D-208 Veterinary Medical Center, Department of Small Animal Clinical Sciences, Michigan State University, East Lansing, MI, USA
One of the most rewarding things for a veterinary ophthalmologist is to be able to perform cataract surgery on a blind animal and then witness the restored vision and delight that this delivers to both pet and owner. However, not all cataract surgeries will have that outcome, particularly in the long term. Complications can arise meaning vision is not restored, or more commonly is restored and then lost. In making the decision of when to perform cataract surgery for the best outcome there are several factors that need to be considered. These include the optimal stage of cataract formation for the best outcome, the likely progression or lack of progression of the cataract, other concurrent disease (ocular and non-ocular), the owner's availability and ability to apply postoperative medications.
The term cataract describes an opacity of the lens that may range from a tiny opacity (incipient cataract) that has no effect on vision to a total mature (or hypermature) cataract that effectively makes the animal blind. My personal philosophy is that prior to performing cataract surgery I need to be convinced that either the cataract is already extensive enough to significantly impair vision, or will very likely progress to do so. Not all cataracts will progress to maturity. To judge the progression of an early cataract repeated examinations are required. Careful recording of the extent of the cataract at each visit is important, typically using drawings and perhaps photographs. It is also important not only to predict the likely degree of vision loss from the extent of the cataract, but also to directly assess the effect the cataract has on vision by for example, use of an obstacles course. Cataract surgery does not have a 100% success rate, even in the hands of the most proficient cataract surgeon so if an eye that still has good vision is operated on and develops a serious complication it could mean that the animal's vision is made worse by the surgery. Typical success rates for phacoemulsification in dogs are quoted as between 90 and 95%. Success rates depend not only on the skill and experience of the surgeon but also on concurrent ocular disease.
Phacoemulsification of cataracts that are still immature is likely to have a better surgical outcome than those carried out on cataracts that have reached maturity or have become hypermature. Changes to the lens proteins that occur with cataract formation can result in leakage of lens proteins through the lens capsule. These proteins tend to induce a secondary inflammatory change (lensinduced uveitis). This may manifest as a mildly red eye (mild episcleral congestion often diagnosed as a mild conjunctivitis) and a darkening of the iris. More detailed examination may reveal a lowered intraocular pressure and possibly aqueous flare. Eyes with a previous lens-induced uveitis are likely to have a greater postoperative inflammatory reaction following cataract surgery than eyes without previous inflammation and therefore tend to have a lower success rate.
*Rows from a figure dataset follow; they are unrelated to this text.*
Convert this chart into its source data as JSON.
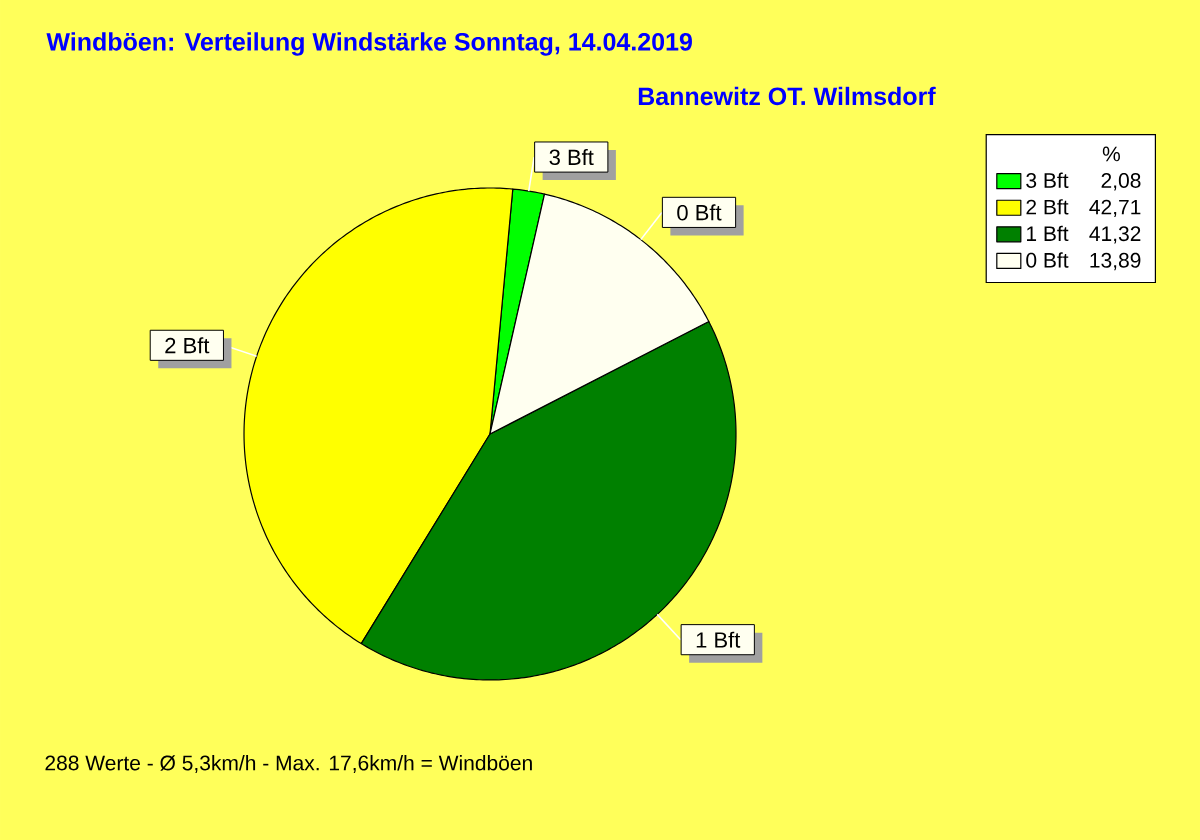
{
  "chart_data": {
    "type": "pie",
    "title": "Windböen: Verteilung Windstärke Sonntag, 14.04.2019",
    "subtitle": "Bannewitz OT. Wilmsdorf",
    "categories": [
      "3 Bft",
      "2 Bft",
      "1 Bft",
      "0 Bft"
    ],
    "values": [
      2.08,
      42.71,
      41.32,
      13.89
    ],
    "value_labels": [
      "2,08",
      "42,71",
      "41,32",
      "13,89"
    ],
    "colors": [
      "#00ff00",
      "#ffff00",
      "#008000",
      "#fffff0"
    ],
    "legend": "top right",
    "legend_title": "%",
    "annotations": [
      "288 Werte - Ø 5,3km/h - Max. 17,6km/h = Windböen"
    ]
  }
}
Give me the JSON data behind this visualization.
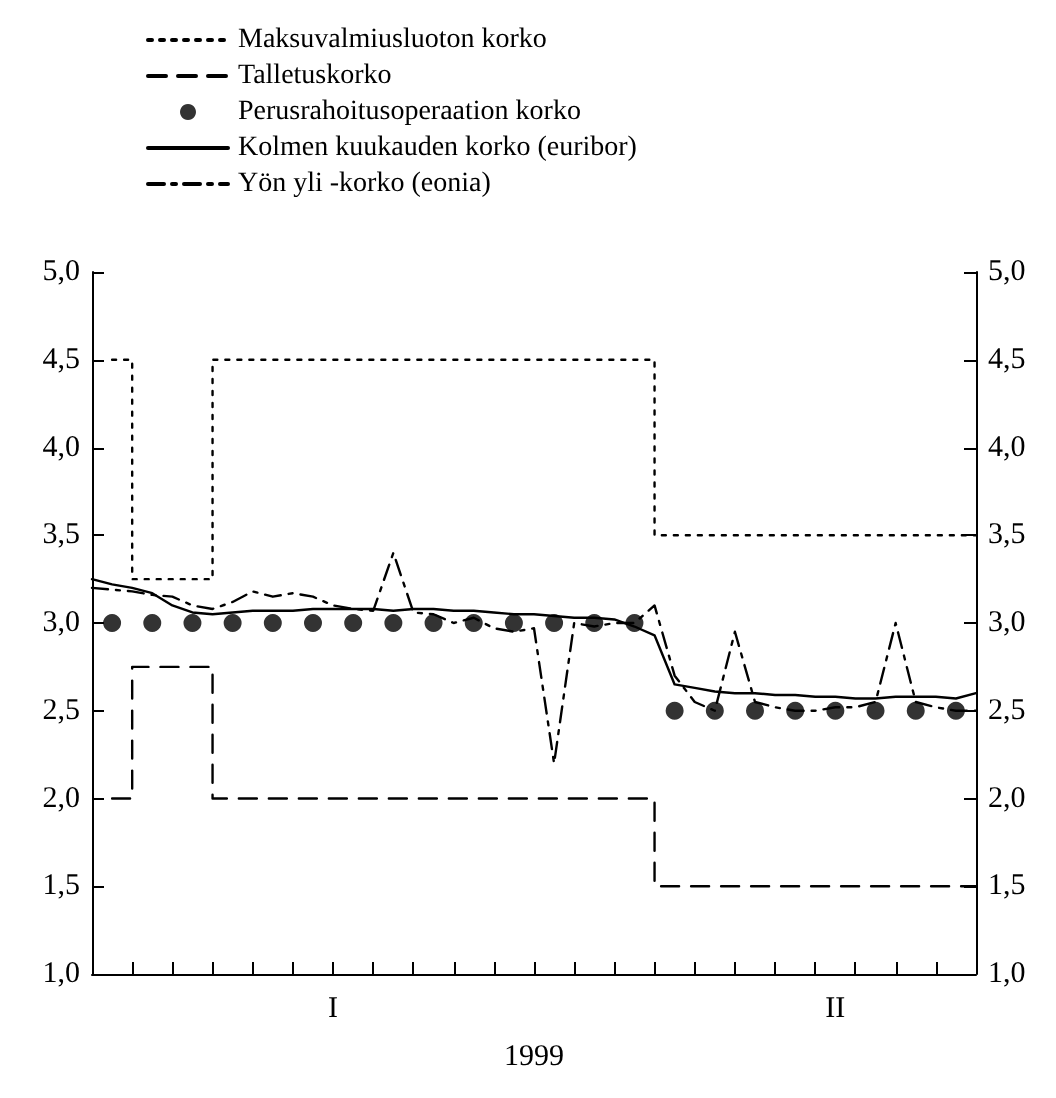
{
  "chart_data": {
    "type": "line",
    "xlabel": "1999",
    "categories": [
      null,
      null,
      null,
      null,
      null,
      null,
      null,
      null,
      null,
      null,
      null,
      null,
      "I",
      null,
      null,
      null,
      null,
      null,
      null,
      null,
      null,
      null,
      null,
      null,
      null,
      null,
      null,
      null,
      null,
      null,
      null,
      null,
      null,
      null,
      null,
      null,
      null,
      "II",
      null,
      null,
      null,
      null,
      null,
      null,
      null
    ],
    "ylim": [
      1,
      5
    ],
    "yticks": [
      {
        "value": 1,
        "label": "1,0"
      },
      {
        "value": 1.5,
        "label": "1,5"
      },
      {
        "value": 2,
        "label": "2,0"
      },
      {
        "value": 2.5,
        "label": "2,5"
      },
      {
        "value": 3,
        "label": "3,0"
      },
      {
        "value": 3.5,
        "label": "3,5"
      },
      {
        "value": 4,
        "label": "4,0"
      },
      {
        "value": 4.5,
        "label": "4,5"
      },
      {
        "value": 5,
        "label": "5,0"
      }
    ],
    "y2lim": [
      1,
      5
    ],
    "y2ticks": [
      {
        "value": 1,
        "label": "1,0"
      },
      {
        "value": 1.5,
        "label": "1,5"
      },
      {
        "value": 2,
        "label": "2,0"
      },
      {
        "value": 2.5,
        "label": "2,5"
      },
      {
        "value": 3,
        "label": "3,0"
      },
      {
        "value": 3.5,
        "label": "3,5"
      },
      {
        "value": 4,
        "label": "4,0"
      },
      {
        "value": 4.5,
        "label": "4,5"
      },
      {
        "value": 5,
        "label": "5,0"
      }
    ],
    "grid": false,
    "legend": "top",
    "series": [
      {
        "name": "Maksuvalmiusluoton korko",
        "type": "step",
        "line_style": "dotted",
        "color": "#000000",
        "values": [
          null,
          4.5,
          3.25,
          3.25,
          3.25,
          3.25,
          4.5,
          4.5,
          4.5,
          4.5,
          4.5,
          4.5,
          4.5,
          4.5,
          4.5,
          4.5,
          4.5,
          4.5,
          4.5,
          4.5,
          4.5,
          4.5,
          4.5,
          4.5,
          4.5,
          4.5,
          4.5,
          4.5,
          3.5,
          3.5,
          3.5,
          3.5,
          3.5,
          3.5,
          3.5,
          3.5,
          3.5,
          3.5,
          3.5,
          3.5,
          3.5,
          3.5,
          3.5,
          3.5,
          3.5
        ]
      },
      {
        "name": "Talletuskorko",
        "type": "step",
        "line_style": "dashed",
        "color": "#000000",
        "values": [
          null,
          2.0,
          2.75,
          2.75,
          2.75,
          2.75,
          2.0,
          2.0,
          2.0,
          2.0,
          2.0,
          2.0,
          2.0,
          2.0,
          2.0,
          2.0,
          2.0,
          2.0,
          2.0,
          2.0,
          2.0,
          2.0,
          2.0,
          2.0,
          2.0,
          2.0,
          2.0,
          2.0,
          1.5,
          1.5,
          1.5,
          1.5,
          1.5,
          1.5,
          1.5,
          1.5,
          1.5,
          1.5,
          1.5,
          1.5,
          1.5,
          1.5,
          1.5,
          1.5,
          1.5
        ]
      },
      {
        "name": "Perusrahoitusoperaation korko",
        "type": "scatter",
        "marker": "circle",
        "color": "#000000",
        "values": [
          null,
          3,
          null,
          3,
          null,
          3,
          null,
          3,
          null,
          3,
          null,
          3,
          null,
          3,
          null,
          3,
          null,
          3,
          null,
          3,
          null,
          3,
          null,
          3,
          null,
          3,
          null,
          3,
          null,
          2.5,
          null,
          2.5,
          null,
          2.5,
          null,
          2.5,
          null,
          2.5,
          null,
          2.5,
          null,
          2.5,
          null,
          2.5,
          null
        ]
      },
      {
        "name": "Kolmen kuukauden korko (euribor)",
        "line_style": "solid",
        "color": "#000000",
        "values": [
          3.25,
          3.22,
          3.2,
          3.17,
          3.1,
          3.06,
          3.05,
          3.06,
          3.07,
          3.07,
          3.07,
          3.08,
          3.08,
          3.08,
          3.08,
          3.07,
          3.08,
          3.08,
          3.07,
          3.07,
          3.06,
          3.05,
          3.05,
          3.04,
          3.03,
          3.03,
          3.02,
          2.98,
          2.93,
          2.65,
          2.63,
          2.61,
          2.6,
          2.6,
          2.59,
          2.59,
          2.58,
          2.58,
          2.57,
          2.57,
          2.58,
          2.58,
          2.58,
          2.57,
          2.6
        ]
      },
      {
        "name": "Yön yli -korko (eonia)",
        "line_style": "dashdot",
        "color": "#000000",
        "values": [
          3.2,
          3.19,
          3.18,
          3.16,
          3.15,
          3.1,
          3.08,
          3.12,
          3.18,
          3.15,
          3.17,
          3.15,
          3.1,
          3.08,
          3.07,
          3.4,
          3.06,
          3.05,
          3.0,
          3.03,
          2.97,
          2.95,
          2.97,
          2.2,
          3.0,
          2.98,
          3.0,
          3.0,
          3.1,
          2.7,
          2.55,
          2.5,
          2.95,
          2.55,
          2.52,
          2.5,
          2.5,
          2.52,
          2.52,
          2.55,
          3.0,
          2.55,
          2.52,
          2.5,
          2.5
        ]
      }
    ]
  }
}
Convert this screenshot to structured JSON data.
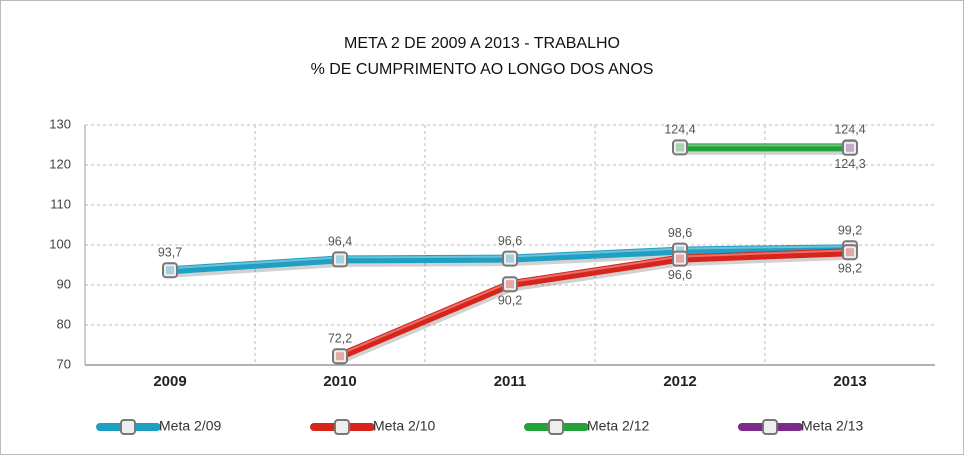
{
  "chart_data": {
    "type": "line",
    "title": [
      "META 2 DE 2009 A 2013 - TRABALHO",
      "% DE CUMPRIMENTO AO LONGO DOS ANOS"
    ],
    "categories": [
      "2009",
      "2010",
      "2011",
      "2012",
      "2013"
    ],
    "series": [
      {
        "name": "Meta 2/09",
        "color": "#1e9fc4",
        "values": [
          93.7,
          96.4,
          96.6,
          98.6,
          99.2
        ],
        "value_labels": [
          "93,7",
          "96,4",
          "96,6",
          "98,6",
          "99,2"
        ]
      },
      {
        "name": "Meta 2/10",
        "color": "#d8251c",
        "values": [
          null,
          72.2,
          90.2,
          96.6,
          98.2
        ],
        "value_labels": [
          null,
          "72,2",
          "90,2",
          "96,6",
          "98,2"
        ]
      },
      {
        "name": "Meta 2/12",
        "color": "#23a337",
        "values": [
          null,
          null,
          null,
          124.4,
          124.4
        ],
        "value_labels": [
          null,
          null,
          null,
          "124,4",
          "124,4"
        ]
      },
      {
        "name": "Meta 2/13",
        "color": "#7b2a8c",
        "values": [
          null,
          null,
          null,
          null,
          124.3
        ],
        "value_labels": [
          null,
          null,
          null,
          null,
          "124,3"
        ]
      }
    ],
    "ylim": [
      70,
      130
    ],
    "yticks": [
      70,
      80,
      90,
      100,
      110,
      120,
      130
    ],
    "grid": true,
    "legend": "bottom"
  }
}
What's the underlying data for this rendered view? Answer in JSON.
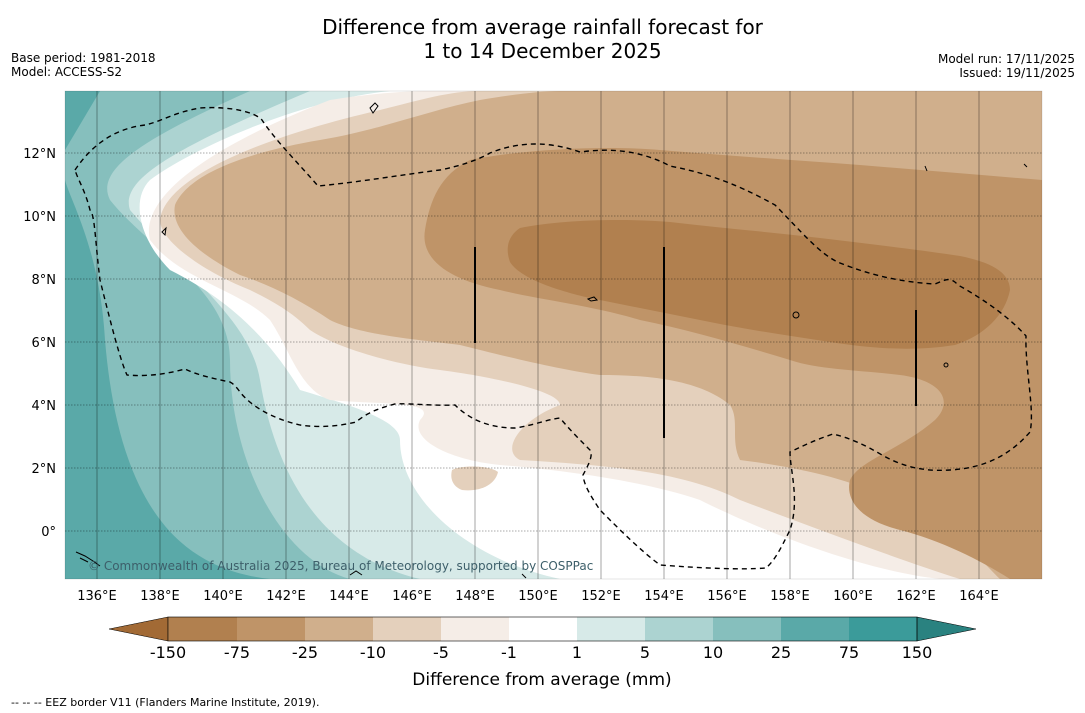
{
  "header": {
    "title_line1": "Difference from average rainfall forecast for",
    "title_line2": "1 to 14 December 2025",
    "base_period": "Base period: 1981-2018",
    "model": "Model: ACCESS-S2",
    "model_run": "Model run: 17/11/2025",
    "issued": "Issued: 19/11/2025"
  },
  "map": {
    "lon_ticks": [
      "136°E",
      "138°E",
      "140°E",
      "142°E",
      "144°E",
      "146°E",
      "148°E",
      "150°E",
      "152°E",
      "154°E",
      "156°E",
      "158°E",
      "160°E",
      "162°E",
      "164°E"
    ],
    "lat_ticks": [
      "12°N",
      "10°N",
      "8°N",
      "6°N",
      "4°N",
      "2°N",
      "0°"
    ],
    "copyright": "© Commonwealth of Australia 2025, Bureau of Meteorology, supported by COSPPac"
  },
  "colorbar": {
    "title": "Difference from average (mm)",
    "ticks": [
      "-150",
      "-75",
      "-25",
      "-10",
      "-5",
      "-1",
      "1",
      "5",
      "10",
      "25",
      "75",
      "150"
    ],
    "colors": [
      "#a26a35",
      "#b1804f",
      "#bf9468",
      "#d0af8c",
      "#e4d0bc",
      "#f5ede7",
      "#ffffff",
      "#d7eae8",
      "#acd3d1",
      "#86bfbd",
      "#5aa9a8",
      "#3b9b9a",
      "#2a8280"
    ]
  },
  "footnote": "--  --  -- EEZ border V11 (Flanders Marine Institute, 2019)."
}
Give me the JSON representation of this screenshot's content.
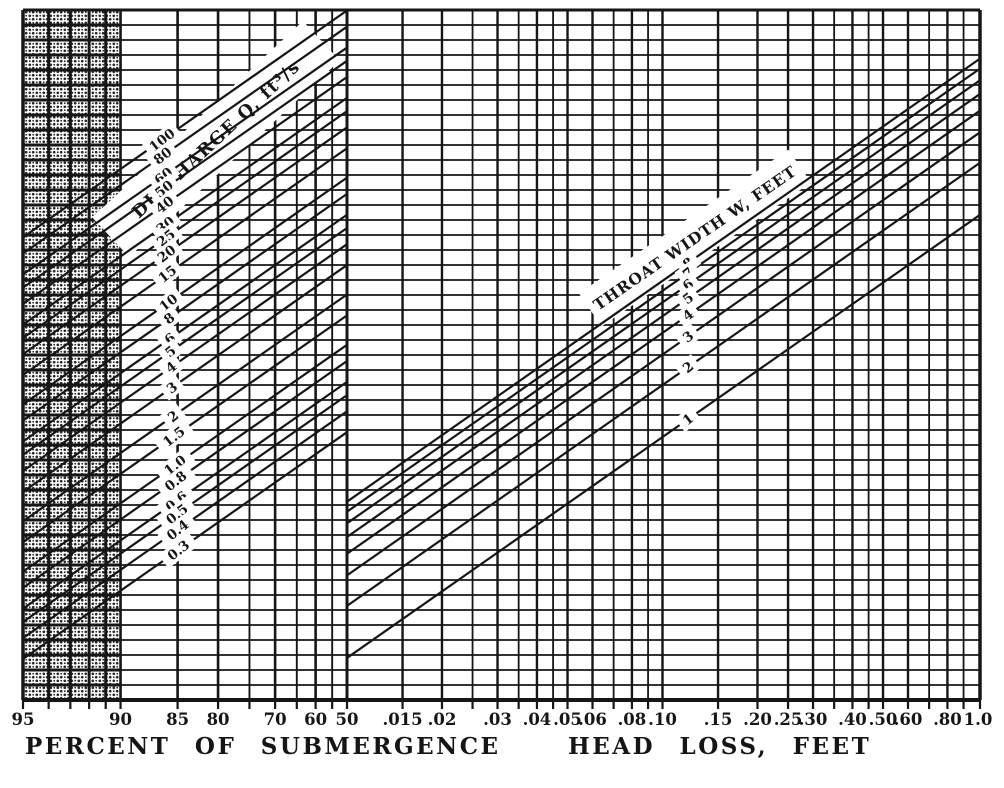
{
  "figure": {
    "background": "#ffffff",
    "ink": "#161616"
  },
  "chart_data": {
    "type": "nomograph",
    "panels": "two shared-grid log panels: percent submergence (left), head loss (right)",
    "left_panel": {
      "axis_label": "PERCENT OF SUBMERGENCE",
      "tick_labels": [
        "95",
        "90",
        "85",
        "80",
        "70",
        "60",
        "50"
      ],
      "tick_values": [
        95,
        90,
        85,
        80,
        70,
        60,
        50
      ],
      "scale": "logarithmic in (100 - percent), 95 at left edge to 50 at panel divider",
      "gridline_values": [
        94,
        93,
        92,
        91,
        90,
        85,
        80,
        75,
        70,
        65,
        60,
        55
      ],
      "hatched_band_range": [
        95,
        90
      ],
      "diagonal_family": {
        "label": "DISCHARGE Q, ft³/s",
        "values": [
          "100",
          "80",
          "60",
          "50",
          "40",
          "30",
          "25",
          "20",
          "15",
          "10",
          "8",
          "6",
          "5",
          "4",
          "3",
          "2",
          "1.5",
          "1.0",
          "0.8",
          "0.6",
          "0.5",
          "0.4",
          "0.3"
        ]
      }
    },
    "right_panel": {
      "axis_label": "HEAD LOSS, FEET",
      "tick_labels": [
        ".015",
        ".02",
        ".03",
        ".04",
        ".05",
        ".06",
        ".08",
        ".10",
        ".15",
        ".20",
        ".25",
        ".30",
        ".40",
        ".50",
        ".60",
        ".80",
        "1.0"
      ],
      "tick_values": [
        0.015,
        0.02,
        0.03,
        0.04,
        0.05,
        0.06,
        0.08,
        0.1,
        0.15,
        0.2,
        0.25,
        0.3,
        0.4,
        0.5,
        0.6,
        0.8,
        1.0
      ],
      "scale": "logarithmic, 0.01 at panel divider to 1.0 at right edge",
      "diagonal_family": {
        "label": "THROAT WIDTH W, FEET",
        "values": [
          "8",
          "7",
          "6",
          "5",
          "4",
          "3",
          "2",
          "1"
        ]
      }
    }
  }
}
Many cataract patients are older animals so a full physical examination and appropriate laboratory work-up should be performed prior to anaesthesia. Cataract surgery is an elective procedure so any concurrent disease such as diabetes or systemic illnesses should be controlled/stabilised prior to surgery to reduce the risk of anaesthetic complications. If there are foci of infection (e.g., cystitis, severe dental disease etc.) these should be treated prior to surgery.
Examination for concurrent eye disease is also important. In addition to the lens-induced uveitis mentioned above the eyes should be examined/tested for other abnormalities. Corneal surface disease should be treated prior to surgery because firstly corneal opacity may make visualisation during surgery difficult and secondly because the surgery itself might exacerbate the condition. Low tear production may be a concern and may lead to postoperative ocular surface complications so should be treated appropriately prior to surgery. The presence of corneal oedema may indicate corneal endothelial dysfunction that could be exacerbated by cataract surgery possibly even leading to corneal decompensation. If the posterior segment of the eye cannot be examined ophthalmoscopically an electroretinogram and ocular ultrasonography should be performed.
Prior to cataract surgery I prefer to administer a course of topical anti-inflammatory drops. I feel that this helps to suppress any subclinical inflammation resulting from leakage of lens proteins. This regime appears to help reduce the severity of postoperative inflammation.
When selecting a surgeon to refer your patient to ensure that they have good ophthalmology training, are regularly performing cataract surgery, and will hospitalise the animal overnight on the day of surgery for monitoring postoperative intraocular pressures. Refer the patient early for evaluation for surgery: do not wait until the cataract is 'ripe' or 'mature'. An early specialist examination will detect any other abnormalities present and monitor for concurrent problems such as lens-induced uveitis. Do not have your local physician ophthalmologist do the surgery - dog's eyes have very significant differences from human eyes both in size of lens and other anatomical differences but also in the way they react to surgical intervention. One exception to this might be if your patient is a primate.